1965 Fender Tremolux Blackface Head con tremolo valvolare di potenza

 

  • tremolo a fotocellula : cominciò ad essere montato negli anni ’60 sui Fender Black Face e sui mitici amplificatori Vox. Qui il segnale viene filtrato attraverso un circuito con una lampada a sua volta collegata ad un oscillatore LFO che fa variare la resistenza della stessa modulando così il livello del segnale. Oltre ad essere meno costoso del tremolo valvolare di potenza, il tremolo a fotocellula, pur passando comunque attraverso il circuito valvolare, non usura le valvole in maniera significativa. Anche alcuni amplificatori Gibson dell’epoca montavano questo tipo di tremolo e tra questi troviamo il modello GA-19RVT (oggi rarissimo).

 

1964 Gibson GA-19RVT 15W 1X12 con tremolo a fotocellula

 

  • tremolo digitale : è il tremolo moderno che viene ottenuto attraverso un algoritmo. Come già avvenuto per gran parte degli effetti, il digitale ha ampliato le possibilità di regolazione, rendendo possibili tra le tante, forme dell’onda dell’effetto (tra poco vi spiegheremo di cosa si tratta) non ottenenibili con un tremolo di stampo vintage.

 

REGOLIAMO IL NOSTRO TREMOLO:

Premesso che un tremolo, da un produttore all’altro può avere peculiarità differenti, in generale troviamo almeno tre controlli che potremmo definire fondamentali per regolare l’effetto secondo le proprie necessità (controlli che in generale si trovano su qualsiasi tremolo in commercio).

Tra questi abbiamo:

RATE – regola la velocità di attivazione dell’effetto e più precisamente l’intervallo della pulsazione (cosiddetta) dell’effetto tremolo.

WAVE – regola la forma dell’onda.  Le più comuni sono la forma quadra e la triangolare, ma oltre queste due forme di onda che rappresentano un po’ quelle principali, nei moderni tremolo effects digitali si possono trovare un gran numero di varianti.

 

 

DEPTH – l’effetto tremolo, spiegato in parole semplici, agisce come un volume che si alza e si abbassa. Il controllo depth regola il range di apertura e chiusura del volume rendendo l’effetto più o meno udibile in base al livello a cui decidiamo di settare questo controllo.

 

CONCLUSIONI:

Il tremolo è un effetto che per molti anni è stato utilizzato quasi esclusivamente per colorare arpeggi di chitarra che facevano da tappeto sonoro di una canzone.

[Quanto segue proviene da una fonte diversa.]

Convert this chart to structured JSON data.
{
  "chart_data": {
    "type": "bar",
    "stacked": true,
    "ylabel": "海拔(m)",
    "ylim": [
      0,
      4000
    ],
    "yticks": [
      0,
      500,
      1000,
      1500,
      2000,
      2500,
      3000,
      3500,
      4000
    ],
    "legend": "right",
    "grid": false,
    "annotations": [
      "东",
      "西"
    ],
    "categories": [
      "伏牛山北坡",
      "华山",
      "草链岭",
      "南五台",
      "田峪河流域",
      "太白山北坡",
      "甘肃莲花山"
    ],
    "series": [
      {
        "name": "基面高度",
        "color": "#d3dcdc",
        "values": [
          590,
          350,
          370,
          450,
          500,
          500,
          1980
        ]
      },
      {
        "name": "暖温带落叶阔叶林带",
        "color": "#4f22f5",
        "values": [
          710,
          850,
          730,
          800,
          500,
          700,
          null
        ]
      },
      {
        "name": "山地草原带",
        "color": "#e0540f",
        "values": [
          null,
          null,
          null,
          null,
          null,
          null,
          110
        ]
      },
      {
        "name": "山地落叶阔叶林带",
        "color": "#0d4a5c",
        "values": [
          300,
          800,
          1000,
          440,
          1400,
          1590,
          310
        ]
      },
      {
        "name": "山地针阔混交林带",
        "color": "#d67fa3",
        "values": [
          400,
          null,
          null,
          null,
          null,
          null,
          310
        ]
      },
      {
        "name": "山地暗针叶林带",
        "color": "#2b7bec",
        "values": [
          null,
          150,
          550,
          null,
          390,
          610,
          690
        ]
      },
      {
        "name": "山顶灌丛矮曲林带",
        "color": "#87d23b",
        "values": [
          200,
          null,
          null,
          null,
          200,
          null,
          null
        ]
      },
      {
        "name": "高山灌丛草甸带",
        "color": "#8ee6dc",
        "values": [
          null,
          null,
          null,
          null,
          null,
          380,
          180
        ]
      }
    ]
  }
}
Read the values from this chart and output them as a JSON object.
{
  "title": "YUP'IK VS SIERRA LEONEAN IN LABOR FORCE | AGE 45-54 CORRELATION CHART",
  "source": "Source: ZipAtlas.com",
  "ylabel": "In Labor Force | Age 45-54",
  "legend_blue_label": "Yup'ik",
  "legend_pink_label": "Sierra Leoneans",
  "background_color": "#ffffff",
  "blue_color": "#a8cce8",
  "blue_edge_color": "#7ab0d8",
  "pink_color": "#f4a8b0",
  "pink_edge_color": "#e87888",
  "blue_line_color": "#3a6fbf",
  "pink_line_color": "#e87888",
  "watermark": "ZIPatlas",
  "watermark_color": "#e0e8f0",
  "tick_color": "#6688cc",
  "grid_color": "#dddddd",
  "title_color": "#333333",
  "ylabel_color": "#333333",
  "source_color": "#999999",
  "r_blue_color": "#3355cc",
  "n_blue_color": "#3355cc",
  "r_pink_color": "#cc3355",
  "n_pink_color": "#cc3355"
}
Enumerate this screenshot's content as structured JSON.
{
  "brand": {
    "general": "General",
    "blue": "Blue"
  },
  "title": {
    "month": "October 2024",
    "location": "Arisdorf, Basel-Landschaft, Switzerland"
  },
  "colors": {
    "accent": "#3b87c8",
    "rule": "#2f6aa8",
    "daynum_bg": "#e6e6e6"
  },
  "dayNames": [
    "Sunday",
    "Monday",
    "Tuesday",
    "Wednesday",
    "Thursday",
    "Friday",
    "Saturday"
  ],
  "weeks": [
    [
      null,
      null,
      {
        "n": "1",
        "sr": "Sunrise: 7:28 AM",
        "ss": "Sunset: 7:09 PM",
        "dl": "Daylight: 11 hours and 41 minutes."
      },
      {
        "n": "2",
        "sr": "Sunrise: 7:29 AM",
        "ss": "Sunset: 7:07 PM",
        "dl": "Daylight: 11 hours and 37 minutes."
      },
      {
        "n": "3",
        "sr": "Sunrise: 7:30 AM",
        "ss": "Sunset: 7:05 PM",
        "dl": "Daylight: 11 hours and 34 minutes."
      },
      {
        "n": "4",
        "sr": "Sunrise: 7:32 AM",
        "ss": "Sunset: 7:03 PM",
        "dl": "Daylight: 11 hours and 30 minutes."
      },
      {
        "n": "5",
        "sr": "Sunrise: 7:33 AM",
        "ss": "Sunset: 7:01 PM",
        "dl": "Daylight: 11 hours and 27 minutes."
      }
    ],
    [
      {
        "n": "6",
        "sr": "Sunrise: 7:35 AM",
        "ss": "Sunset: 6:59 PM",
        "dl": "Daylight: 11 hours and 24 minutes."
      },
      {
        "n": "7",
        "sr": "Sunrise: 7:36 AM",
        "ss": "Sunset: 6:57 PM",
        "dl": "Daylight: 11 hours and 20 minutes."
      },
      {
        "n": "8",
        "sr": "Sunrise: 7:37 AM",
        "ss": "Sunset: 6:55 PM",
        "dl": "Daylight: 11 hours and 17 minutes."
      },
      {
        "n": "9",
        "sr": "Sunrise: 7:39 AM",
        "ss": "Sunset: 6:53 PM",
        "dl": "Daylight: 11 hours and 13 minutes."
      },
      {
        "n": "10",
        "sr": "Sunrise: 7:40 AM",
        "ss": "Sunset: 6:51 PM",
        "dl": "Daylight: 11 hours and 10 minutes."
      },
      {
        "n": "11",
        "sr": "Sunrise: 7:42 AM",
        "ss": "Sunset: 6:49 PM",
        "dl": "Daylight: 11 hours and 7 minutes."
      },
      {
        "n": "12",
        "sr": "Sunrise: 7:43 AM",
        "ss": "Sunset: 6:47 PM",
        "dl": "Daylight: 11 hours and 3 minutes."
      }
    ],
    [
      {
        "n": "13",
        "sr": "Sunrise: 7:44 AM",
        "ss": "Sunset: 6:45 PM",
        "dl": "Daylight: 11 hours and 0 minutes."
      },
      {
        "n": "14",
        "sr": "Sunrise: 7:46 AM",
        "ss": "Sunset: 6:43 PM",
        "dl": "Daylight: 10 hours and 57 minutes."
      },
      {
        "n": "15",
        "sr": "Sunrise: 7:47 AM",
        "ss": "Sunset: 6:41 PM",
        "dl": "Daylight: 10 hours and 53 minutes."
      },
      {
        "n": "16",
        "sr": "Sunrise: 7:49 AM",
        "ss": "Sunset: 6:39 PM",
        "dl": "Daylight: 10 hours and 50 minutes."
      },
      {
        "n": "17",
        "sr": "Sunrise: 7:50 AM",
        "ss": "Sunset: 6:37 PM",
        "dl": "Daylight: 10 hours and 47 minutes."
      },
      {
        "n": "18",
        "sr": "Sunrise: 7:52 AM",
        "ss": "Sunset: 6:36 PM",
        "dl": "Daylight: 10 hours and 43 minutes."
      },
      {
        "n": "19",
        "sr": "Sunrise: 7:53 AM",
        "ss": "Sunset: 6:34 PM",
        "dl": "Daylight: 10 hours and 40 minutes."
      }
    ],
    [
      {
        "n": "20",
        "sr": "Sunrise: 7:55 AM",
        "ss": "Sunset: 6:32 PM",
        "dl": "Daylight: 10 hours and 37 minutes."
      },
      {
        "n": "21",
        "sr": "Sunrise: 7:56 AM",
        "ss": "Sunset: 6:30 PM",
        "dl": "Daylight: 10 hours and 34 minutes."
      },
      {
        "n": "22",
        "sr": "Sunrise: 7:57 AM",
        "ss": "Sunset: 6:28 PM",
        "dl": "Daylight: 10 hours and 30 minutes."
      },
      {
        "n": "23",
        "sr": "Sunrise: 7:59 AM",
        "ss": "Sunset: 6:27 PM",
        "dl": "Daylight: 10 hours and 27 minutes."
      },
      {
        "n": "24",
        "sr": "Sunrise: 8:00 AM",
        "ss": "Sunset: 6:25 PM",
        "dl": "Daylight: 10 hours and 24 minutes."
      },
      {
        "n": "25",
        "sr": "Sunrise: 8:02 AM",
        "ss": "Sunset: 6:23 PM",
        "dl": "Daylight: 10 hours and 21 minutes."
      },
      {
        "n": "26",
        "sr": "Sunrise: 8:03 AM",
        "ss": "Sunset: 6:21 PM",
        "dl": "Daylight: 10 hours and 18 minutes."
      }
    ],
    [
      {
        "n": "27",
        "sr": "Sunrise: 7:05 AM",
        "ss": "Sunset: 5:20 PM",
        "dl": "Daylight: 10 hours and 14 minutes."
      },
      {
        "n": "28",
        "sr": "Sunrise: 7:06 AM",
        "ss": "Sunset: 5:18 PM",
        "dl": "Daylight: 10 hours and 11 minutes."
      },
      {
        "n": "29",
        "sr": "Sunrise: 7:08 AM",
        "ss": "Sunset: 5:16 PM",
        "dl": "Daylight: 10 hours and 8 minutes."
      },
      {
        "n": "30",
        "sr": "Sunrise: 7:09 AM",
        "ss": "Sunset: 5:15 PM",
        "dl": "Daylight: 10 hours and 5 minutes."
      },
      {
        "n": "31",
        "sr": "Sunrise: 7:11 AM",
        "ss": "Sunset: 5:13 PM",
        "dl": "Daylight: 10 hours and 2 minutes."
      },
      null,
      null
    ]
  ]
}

Negli anni però, molti chitarristi hanno cominciato ad utilizzarlo anche per ritmiche più corpose e parti solistiche.

In questo senso, un ruolo importante l’ha giocato l’evoluzione dell’effetto verso il mondo digitale, grazie al quale le possibilità di regolazione si sono notevolmente ampliate rispetto i tremoli vintage.

Come sempre però, tra moderno e vintage resta il “nodo” suono, tra chi preferisce il tremolo caldo degli amplificatori, chi si affida alle loro attuali repliche e chi preferisce la versatilità dei tremoli digitali odierni.

Come sempre quindi, a voi la scelta!